Be very cautious about opening attachments and downloading files from emails, regardless of who sent them. These files (even if they look harmless) can contain viruses or other malware that can weaken your computer’s security.
Report phishing emails
Forward phishing emails to [email protected] — as well as to the company, bank, or organization impersonated in the email. Do not hit reply on the email — actually use a well-known search engine to visit the bank’s official site, and send an email from there.
You also may report phishing email to the Anti-Phishing Working Group, a group of ISPs, security vendors, financial institutions and law enforcement agencies, that uses these reports to fight phishing.

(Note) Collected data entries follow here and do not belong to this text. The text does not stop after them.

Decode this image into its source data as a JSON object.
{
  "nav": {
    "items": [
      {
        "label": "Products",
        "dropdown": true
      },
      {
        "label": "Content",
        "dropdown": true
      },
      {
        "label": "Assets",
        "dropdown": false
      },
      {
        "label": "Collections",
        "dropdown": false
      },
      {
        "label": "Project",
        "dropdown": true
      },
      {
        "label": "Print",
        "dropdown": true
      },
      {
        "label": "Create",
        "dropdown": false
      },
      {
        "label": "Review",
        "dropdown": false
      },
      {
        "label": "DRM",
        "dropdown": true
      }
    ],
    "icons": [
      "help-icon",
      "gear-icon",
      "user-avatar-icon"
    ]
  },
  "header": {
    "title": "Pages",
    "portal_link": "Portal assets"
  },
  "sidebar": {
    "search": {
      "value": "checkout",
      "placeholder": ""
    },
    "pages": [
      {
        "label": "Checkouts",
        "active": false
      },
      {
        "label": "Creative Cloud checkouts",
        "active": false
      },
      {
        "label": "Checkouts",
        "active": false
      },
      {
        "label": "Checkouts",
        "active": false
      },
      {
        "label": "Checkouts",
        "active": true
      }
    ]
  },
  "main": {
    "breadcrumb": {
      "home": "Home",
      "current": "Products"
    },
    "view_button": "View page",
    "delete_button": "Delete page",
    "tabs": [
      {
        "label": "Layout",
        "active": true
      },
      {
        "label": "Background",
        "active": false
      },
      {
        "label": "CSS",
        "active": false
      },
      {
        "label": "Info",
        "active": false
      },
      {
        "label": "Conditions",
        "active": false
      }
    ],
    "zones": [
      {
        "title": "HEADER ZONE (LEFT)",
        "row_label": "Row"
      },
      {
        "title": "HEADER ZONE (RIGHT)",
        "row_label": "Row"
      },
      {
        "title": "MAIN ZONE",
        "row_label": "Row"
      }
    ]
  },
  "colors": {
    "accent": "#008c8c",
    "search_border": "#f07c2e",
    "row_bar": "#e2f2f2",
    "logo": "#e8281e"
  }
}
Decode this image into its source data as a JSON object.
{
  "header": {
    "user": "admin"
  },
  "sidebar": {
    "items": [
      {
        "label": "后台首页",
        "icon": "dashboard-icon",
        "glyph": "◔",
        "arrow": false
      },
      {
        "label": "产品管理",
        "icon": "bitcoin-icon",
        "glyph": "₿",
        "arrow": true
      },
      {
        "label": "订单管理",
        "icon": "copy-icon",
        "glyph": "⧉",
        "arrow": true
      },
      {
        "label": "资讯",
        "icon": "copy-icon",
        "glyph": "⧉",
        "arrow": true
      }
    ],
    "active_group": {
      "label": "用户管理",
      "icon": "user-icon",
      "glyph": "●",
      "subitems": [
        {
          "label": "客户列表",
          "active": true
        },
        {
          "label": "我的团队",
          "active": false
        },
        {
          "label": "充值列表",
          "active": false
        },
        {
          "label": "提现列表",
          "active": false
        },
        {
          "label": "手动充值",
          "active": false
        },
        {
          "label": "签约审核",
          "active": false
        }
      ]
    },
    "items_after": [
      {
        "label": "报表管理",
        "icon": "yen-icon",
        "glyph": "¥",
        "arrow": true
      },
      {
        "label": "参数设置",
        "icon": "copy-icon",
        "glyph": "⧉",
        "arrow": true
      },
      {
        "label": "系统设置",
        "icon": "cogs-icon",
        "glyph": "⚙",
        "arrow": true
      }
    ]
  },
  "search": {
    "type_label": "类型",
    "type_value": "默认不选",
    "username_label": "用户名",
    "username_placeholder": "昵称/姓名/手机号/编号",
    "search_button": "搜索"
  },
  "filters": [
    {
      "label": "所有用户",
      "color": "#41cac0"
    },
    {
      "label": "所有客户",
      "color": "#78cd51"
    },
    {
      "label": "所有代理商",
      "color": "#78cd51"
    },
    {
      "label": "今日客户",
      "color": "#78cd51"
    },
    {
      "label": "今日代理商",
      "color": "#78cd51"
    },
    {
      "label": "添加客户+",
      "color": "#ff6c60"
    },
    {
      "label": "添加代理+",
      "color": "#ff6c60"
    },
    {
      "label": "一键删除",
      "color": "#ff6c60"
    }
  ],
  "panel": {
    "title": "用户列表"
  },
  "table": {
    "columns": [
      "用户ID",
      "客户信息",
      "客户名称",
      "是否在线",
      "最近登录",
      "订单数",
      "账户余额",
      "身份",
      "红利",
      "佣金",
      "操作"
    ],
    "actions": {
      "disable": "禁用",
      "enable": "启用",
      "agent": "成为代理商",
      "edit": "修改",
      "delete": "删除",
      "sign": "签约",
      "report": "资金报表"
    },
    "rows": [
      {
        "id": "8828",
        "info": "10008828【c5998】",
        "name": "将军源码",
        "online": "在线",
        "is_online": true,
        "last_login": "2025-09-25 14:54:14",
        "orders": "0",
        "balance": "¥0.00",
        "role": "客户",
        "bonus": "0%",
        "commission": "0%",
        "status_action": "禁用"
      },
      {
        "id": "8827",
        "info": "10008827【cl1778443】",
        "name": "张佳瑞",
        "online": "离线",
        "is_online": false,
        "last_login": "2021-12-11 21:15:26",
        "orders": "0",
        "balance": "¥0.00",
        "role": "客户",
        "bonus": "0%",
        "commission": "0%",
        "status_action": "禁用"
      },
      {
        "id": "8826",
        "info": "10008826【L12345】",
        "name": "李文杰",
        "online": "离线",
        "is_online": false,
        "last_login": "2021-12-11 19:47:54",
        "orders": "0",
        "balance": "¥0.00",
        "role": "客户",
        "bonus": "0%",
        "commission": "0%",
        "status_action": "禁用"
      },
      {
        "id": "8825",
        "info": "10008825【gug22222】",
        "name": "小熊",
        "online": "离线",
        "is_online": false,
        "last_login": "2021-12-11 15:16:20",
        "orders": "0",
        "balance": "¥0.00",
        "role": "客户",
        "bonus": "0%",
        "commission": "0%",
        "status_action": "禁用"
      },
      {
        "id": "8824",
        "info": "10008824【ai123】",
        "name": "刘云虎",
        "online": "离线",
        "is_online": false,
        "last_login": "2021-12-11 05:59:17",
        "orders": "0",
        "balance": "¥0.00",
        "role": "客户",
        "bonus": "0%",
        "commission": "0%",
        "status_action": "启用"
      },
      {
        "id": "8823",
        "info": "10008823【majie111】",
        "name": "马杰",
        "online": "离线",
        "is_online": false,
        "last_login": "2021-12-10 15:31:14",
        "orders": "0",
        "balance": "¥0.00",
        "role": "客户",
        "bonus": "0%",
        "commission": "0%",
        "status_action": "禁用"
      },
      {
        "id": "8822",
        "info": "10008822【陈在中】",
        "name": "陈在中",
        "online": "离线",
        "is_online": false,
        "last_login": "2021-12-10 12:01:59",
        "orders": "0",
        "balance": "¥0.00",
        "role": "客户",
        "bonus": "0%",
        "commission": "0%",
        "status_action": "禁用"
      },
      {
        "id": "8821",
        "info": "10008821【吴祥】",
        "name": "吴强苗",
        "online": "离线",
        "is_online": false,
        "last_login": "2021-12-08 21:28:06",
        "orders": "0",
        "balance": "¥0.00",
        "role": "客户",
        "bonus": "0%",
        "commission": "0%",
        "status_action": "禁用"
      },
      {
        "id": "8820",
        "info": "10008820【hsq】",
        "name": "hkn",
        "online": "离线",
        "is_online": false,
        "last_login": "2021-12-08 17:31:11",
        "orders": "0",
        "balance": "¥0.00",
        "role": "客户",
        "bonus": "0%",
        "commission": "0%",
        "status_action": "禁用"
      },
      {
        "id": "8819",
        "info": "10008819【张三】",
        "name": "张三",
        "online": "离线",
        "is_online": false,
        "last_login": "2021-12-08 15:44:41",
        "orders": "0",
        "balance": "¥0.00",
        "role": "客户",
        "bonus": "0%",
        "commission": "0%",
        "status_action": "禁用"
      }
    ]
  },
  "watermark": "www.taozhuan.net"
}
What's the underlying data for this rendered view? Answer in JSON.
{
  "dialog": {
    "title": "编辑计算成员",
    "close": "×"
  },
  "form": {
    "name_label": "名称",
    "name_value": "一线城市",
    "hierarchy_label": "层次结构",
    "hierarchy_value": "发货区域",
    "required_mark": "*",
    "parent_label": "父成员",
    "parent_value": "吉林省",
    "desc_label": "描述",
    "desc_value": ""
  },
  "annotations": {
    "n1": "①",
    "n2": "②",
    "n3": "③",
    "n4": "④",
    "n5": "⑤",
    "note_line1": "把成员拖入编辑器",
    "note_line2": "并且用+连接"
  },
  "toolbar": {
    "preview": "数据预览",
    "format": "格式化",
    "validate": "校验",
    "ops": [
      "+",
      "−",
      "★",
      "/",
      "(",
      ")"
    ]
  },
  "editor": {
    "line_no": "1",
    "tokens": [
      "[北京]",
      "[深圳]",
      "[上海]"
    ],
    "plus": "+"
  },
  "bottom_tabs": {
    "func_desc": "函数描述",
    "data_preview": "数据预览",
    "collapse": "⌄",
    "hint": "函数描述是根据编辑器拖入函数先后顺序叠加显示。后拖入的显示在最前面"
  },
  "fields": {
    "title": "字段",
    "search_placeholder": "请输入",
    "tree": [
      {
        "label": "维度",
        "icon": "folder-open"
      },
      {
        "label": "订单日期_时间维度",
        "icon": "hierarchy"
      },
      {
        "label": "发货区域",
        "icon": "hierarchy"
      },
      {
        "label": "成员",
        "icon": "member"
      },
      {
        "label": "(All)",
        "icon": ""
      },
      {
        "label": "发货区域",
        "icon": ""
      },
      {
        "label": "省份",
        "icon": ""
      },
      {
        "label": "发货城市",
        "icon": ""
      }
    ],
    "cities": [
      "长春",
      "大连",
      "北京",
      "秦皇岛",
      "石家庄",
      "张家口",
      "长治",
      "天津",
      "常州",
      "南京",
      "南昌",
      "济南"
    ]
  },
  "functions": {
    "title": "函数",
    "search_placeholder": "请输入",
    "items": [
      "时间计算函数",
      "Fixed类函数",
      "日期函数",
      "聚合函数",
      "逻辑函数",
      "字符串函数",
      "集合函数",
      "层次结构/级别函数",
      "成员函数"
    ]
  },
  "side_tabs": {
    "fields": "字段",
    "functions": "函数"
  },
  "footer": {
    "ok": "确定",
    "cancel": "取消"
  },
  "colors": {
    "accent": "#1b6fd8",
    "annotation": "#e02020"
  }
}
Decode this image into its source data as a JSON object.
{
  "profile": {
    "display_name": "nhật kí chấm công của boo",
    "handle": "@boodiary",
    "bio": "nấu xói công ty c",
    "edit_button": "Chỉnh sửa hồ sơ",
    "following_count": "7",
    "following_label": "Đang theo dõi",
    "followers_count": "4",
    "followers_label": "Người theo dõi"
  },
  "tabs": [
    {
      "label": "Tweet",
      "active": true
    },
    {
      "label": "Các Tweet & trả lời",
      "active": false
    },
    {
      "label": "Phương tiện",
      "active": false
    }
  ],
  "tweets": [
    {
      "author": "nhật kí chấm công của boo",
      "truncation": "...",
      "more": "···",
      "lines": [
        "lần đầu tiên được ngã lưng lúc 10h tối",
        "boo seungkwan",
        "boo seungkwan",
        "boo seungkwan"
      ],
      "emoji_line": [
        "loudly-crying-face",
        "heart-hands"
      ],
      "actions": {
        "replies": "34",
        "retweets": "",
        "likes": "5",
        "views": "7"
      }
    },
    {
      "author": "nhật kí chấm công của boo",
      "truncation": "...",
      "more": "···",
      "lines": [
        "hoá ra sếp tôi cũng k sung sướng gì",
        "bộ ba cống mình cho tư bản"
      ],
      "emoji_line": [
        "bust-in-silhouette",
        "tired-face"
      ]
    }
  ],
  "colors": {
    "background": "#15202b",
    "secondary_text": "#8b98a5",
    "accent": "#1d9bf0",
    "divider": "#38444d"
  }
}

How cons mess with your mind to get what they want
Arun Vishwanath, professor of communication at the University at Buffalo, and co-author of the study, “Examining the impact of presence on individual phishing victimization,” says “information-rich” emails include graphics, logos and other brand markers that communicate authenticity.
“In addition,” he says, “the text is carefully framed to sound personal, arrest attention and invoke fear. It often will include a deadline for response for which the recipient must use a link to a spoof ‘response’ website.
“Such sites, set up by the phisher, can install spyware that data mines the victim’s computer for usernames, passwords, address books and credit card information.
“We found that these information-rich lures are successful because they are able to provoke in the victim a feeling of social presence, which is the sense that they are corresponding with a real person,” Vishwanath says.
“‘Presence’ makes a message feel more personal, reduces distrust and also provokes heuristic processing, marked by less care in evaluating and responding to it,” he says. “In these circumstances, we found that if the message asks for personal information, people are more likely to hand it over, often very quickly.
“In this study,” he says, “such an information-rich phishing message triggered a victimization rate of 68 percent among participants.
“These are significant findings that indicate the importance of developing anti-phishing interventions that educate individuals about the threat posed by richness and presence cues in emails,” he explains.
Urgency and fear common triggers
The study involved 125 undergraduate university students — a group often targeted by phishers — who were sent an experimental phishing email from a Gmail account prepared for use in the study. The message used a reply-to address and sender’s address, both of which included the name of the university.
The email was framed to emphasize urgency and invoke fear. It said there was an error in the recipients’ student email account settings that required them to use an enclosed link to access their account settings and resolve the problem. They had to do so within a short time period, they were told, otherwise they would no longer have access to the account.
In a real phishing expedition, the enclosed link would take them to an outside account/phishing site that would collect the respondent’s personal information.
Vishwanath says 49 participants replied to the phishing request immediately, and another 36 replied after a reminder. The respondents then completed a five-point scale that measured their use of systemic (critical thinking) and heuristic information processing in deciding what to do with the email. When a few other variables were factored in, the phishing attack had an overall success rate of 68 percent.
“With email becoming the dominant way of communicating worldwide,” Vishwanath says, “the phishing trend is expected to increase as technology becomes more advanced and phishers find new ways to appeal to their victims.
“While these criminals may not be easily stopped, understanding what makes us more susceptible to these attacks is a vital advancement in protecting Internet users worldwide.”